The departure from a life of blissful mornings happened when I was six - the start of a life of formal education and then, adulthood.  From first grade up until about two months ago, with a few exceptions in between, mornings have been a blur of activity.  Two months now of not getting up sometime between four-thirty and five forty-five in the morning, of passing the mornings quickly by making coffee and espresso drinks for a steady stream of customers as I watched the occasional cotton candy sunrise with longing, on full display in the windows to the right of the kiosk.  It's not that I didn't enjoy these mornings; I simply felt I was along for the ride, whether I wanted to be or not.

But an injury changed all that, and now I sleep in ridiculously late in comparison, and I'm rarely in a rush to get anywhere.  I make a breakfast smoothie and come back to bed, where I prop myself against pillows and cover with a fuzzy blanket, and I sit and read, feasting first on two books: My bible and a daily devotional.  Luxurious as this sounds, it hasn't always been a picnic in bed.  There have been the days, sometimes the weeks, when I didn't particularly want to get back out of bed.  The days when feelings of depression squelched any joy I'd have taken from this morning tradition and the tears sank me heavy under the sheets.  But the more times I come crawling back to this place, this hallowed space carved out in the freshness of the day, the more I look up.  And I see this for the priceless gift it is.

I read this, just two days ago, and smiled.

My voice You shall hear in the morning, 
O Lord; 
In the morning I will direct it to You,
And I will look up.  ~Psalm 5:3

It's hard not to see life differently when I look up.  When I'm in the bedroom, well, it's nothing eye-catching, just a smooth white ceiling with one yellow lamp.  Outside, it's more exciting - clouds and patches of blue and wind-blown trees and a big yellow ball of fire and sometimes a pair of soaring eagles.  But more precious to me than what I visibly see with my eyes when I look up is what I don't see.  The invisible realities that I rush past ten thousand mornings, that when I slow down and look up and train my eyes to see, become increasingly more real than those physical things I see.

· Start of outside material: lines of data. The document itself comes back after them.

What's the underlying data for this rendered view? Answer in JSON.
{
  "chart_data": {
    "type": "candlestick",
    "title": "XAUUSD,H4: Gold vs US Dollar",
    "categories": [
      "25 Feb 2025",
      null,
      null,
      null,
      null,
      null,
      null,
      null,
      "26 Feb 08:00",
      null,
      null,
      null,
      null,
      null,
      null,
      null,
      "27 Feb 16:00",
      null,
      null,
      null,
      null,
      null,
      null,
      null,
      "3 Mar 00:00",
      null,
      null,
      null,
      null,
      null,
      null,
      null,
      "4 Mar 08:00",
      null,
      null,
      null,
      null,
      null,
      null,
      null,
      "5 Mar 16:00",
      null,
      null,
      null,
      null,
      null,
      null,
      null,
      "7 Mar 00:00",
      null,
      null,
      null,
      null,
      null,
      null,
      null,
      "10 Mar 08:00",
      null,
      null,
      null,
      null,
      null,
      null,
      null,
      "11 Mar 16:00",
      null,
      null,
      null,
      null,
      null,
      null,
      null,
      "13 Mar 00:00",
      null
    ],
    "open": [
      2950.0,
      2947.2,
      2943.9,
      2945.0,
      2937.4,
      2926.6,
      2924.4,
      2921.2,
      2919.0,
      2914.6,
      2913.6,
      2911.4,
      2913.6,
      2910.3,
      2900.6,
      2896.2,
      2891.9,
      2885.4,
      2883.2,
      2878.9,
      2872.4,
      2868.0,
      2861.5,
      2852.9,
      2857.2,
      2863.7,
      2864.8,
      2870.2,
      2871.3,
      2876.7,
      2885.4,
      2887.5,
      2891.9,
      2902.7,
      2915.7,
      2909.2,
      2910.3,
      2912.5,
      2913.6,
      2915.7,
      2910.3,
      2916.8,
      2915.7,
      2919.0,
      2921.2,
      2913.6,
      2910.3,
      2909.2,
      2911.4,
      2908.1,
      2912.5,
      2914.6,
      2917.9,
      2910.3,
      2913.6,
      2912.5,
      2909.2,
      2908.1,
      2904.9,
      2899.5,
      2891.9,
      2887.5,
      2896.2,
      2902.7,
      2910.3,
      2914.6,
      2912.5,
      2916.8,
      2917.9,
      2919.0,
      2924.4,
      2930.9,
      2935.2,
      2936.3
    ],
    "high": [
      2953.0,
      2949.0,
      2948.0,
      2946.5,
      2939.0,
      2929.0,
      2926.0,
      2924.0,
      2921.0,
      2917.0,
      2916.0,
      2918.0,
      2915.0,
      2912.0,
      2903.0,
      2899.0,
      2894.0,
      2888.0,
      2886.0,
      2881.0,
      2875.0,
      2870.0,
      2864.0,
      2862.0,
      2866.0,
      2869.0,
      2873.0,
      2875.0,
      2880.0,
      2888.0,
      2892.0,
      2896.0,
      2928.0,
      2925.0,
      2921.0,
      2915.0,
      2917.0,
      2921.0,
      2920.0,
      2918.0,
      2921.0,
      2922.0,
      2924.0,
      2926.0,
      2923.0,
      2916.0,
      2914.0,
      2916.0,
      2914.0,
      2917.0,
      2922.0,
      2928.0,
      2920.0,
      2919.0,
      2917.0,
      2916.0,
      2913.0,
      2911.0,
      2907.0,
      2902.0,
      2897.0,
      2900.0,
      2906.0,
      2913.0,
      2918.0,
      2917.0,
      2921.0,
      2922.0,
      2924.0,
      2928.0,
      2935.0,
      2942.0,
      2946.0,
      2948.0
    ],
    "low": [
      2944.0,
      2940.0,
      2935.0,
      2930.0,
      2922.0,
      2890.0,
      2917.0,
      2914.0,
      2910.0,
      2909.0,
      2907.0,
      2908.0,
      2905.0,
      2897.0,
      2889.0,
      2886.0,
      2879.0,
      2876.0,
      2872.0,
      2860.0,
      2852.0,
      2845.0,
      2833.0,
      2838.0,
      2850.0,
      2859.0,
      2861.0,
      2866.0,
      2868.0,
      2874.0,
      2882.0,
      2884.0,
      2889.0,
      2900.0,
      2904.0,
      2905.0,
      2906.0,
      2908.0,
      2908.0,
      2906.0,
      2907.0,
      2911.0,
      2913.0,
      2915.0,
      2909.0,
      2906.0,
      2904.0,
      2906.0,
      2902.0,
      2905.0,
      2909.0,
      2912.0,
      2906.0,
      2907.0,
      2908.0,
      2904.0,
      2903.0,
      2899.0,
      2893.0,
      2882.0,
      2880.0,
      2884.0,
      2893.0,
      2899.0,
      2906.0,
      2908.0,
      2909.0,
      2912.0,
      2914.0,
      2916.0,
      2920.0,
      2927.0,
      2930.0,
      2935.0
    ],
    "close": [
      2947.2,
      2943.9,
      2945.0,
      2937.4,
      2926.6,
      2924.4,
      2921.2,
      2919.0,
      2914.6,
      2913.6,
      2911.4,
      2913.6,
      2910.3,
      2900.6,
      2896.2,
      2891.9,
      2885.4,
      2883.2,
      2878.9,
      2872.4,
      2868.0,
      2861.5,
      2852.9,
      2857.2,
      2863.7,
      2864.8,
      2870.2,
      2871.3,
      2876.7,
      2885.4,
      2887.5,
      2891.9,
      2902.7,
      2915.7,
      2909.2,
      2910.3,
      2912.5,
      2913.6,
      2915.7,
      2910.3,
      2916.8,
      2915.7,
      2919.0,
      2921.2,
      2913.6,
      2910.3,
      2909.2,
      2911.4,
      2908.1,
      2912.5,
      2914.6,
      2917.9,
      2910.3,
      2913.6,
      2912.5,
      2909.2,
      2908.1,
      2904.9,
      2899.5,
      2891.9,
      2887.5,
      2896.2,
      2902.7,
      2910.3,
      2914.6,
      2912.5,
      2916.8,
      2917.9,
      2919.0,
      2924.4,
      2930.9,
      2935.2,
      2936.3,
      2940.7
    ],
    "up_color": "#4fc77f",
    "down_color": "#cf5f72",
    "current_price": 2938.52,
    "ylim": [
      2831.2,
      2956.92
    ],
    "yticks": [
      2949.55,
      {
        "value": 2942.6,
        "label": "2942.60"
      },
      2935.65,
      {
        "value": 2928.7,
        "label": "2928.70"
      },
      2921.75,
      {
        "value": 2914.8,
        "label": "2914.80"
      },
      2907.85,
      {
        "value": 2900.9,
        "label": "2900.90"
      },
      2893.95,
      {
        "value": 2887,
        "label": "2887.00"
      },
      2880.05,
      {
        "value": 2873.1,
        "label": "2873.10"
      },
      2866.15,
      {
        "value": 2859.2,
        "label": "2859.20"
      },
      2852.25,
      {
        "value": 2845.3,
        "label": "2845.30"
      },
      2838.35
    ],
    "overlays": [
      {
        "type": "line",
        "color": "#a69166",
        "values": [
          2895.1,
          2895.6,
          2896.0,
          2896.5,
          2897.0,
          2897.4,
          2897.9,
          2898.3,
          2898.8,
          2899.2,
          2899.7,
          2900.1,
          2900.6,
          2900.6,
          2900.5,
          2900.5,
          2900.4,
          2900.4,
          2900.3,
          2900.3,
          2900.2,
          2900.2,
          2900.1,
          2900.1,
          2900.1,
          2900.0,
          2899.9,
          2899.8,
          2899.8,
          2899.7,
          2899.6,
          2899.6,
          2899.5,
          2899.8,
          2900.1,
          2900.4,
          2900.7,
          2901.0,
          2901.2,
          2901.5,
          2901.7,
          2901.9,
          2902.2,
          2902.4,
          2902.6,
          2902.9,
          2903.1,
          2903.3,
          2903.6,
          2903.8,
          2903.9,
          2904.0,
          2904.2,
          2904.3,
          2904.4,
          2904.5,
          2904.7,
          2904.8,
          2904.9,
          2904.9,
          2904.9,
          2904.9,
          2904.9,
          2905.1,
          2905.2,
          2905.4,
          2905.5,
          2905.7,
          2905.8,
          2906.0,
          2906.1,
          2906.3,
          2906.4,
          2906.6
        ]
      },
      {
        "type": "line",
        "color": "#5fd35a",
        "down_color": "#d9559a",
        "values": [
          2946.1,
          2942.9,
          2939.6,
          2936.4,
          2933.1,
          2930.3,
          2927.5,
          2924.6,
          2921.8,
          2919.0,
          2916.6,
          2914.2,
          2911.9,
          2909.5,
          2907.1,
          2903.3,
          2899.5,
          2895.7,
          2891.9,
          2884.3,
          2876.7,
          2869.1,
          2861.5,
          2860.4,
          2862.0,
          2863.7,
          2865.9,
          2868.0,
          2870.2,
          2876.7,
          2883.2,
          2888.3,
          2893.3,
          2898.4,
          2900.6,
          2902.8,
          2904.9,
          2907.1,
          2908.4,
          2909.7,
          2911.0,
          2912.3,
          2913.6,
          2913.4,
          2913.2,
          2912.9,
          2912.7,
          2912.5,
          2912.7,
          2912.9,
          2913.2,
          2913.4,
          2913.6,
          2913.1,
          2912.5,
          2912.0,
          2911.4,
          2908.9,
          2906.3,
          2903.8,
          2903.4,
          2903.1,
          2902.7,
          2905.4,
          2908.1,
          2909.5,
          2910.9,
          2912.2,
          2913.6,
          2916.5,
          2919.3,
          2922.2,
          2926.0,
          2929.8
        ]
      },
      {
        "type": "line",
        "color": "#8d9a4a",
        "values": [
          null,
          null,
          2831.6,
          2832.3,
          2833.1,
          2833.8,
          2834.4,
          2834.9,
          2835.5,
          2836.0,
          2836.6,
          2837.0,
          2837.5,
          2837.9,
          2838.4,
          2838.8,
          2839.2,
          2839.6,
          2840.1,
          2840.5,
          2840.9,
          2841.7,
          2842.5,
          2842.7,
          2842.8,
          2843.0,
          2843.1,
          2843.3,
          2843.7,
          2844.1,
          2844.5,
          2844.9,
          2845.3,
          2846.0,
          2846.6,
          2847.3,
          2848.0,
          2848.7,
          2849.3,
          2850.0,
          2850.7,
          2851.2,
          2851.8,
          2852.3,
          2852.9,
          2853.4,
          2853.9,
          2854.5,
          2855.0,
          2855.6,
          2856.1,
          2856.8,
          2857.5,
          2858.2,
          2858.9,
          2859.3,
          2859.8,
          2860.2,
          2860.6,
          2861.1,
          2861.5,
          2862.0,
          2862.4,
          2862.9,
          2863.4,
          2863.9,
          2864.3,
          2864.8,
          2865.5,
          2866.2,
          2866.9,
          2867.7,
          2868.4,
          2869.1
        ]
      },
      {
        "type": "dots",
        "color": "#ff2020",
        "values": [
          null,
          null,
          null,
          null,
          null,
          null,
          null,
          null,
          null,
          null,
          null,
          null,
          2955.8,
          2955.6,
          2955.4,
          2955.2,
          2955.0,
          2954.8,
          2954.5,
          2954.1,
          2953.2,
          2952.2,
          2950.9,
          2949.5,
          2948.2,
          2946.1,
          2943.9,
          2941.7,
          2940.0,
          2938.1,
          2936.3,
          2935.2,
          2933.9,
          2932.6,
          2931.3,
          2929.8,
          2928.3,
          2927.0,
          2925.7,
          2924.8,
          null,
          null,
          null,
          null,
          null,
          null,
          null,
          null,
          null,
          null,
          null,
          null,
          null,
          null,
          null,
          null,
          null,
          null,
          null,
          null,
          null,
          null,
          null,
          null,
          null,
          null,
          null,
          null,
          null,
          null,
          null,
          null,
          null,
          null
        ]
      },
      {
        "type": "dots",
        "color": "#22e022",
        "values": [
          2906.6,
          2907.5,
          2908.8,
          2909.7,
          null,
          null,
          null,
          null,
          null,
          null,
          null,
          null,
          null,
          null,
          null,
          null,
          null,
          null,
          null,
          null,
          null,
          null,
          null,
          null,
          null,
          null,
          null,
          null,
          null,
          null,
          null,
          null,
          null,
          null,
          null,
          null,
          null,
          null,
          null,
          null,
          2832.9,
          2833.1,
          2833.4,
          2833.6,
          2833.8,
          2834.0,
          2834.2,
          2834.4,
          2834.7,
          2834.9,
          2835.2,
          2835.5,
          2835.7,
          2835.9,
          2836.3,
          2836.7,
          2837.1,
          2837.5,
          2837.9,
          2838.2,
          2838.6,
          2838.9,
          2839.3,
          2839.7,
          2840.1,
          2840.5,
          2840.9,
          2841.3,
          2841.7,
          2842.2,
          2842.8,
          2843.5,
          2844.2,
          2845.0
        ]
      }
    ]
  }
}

We don't have to be stuck in bed to see these, but sometimes a little enforced rest does wonders for the eyesight.

I look up with a heart filled with thanks.  I look up when I offer my tears to God in prayer, a sacrifice of praise.  I look up when I choose trust over fear.  I look up when I untangle myself from the cares of yesterday and let go of control of tomorrow, and live fully today.  I look up when I sing songs instead of stressing.  I look up when I get over myself to love another person.  I look up when I laugh with my belly, when my smile lights up my eyes.

I look up, and I see God.  And God lights up even the darkest of mornings.  God redeems mornings that have dried up in exhaustion or disappeared in just plain busyness.  God restores souls and opens eyes wide to see in the mornings.  God renews strength and fills hungry hearts in the mornings.  And I don't know yet how I'll do it, when I go back to early morning work hours, but I know I can't go back to morningless mornings.

What about you?  How would you like your mornings to be different?  What small step can you take to "look up"?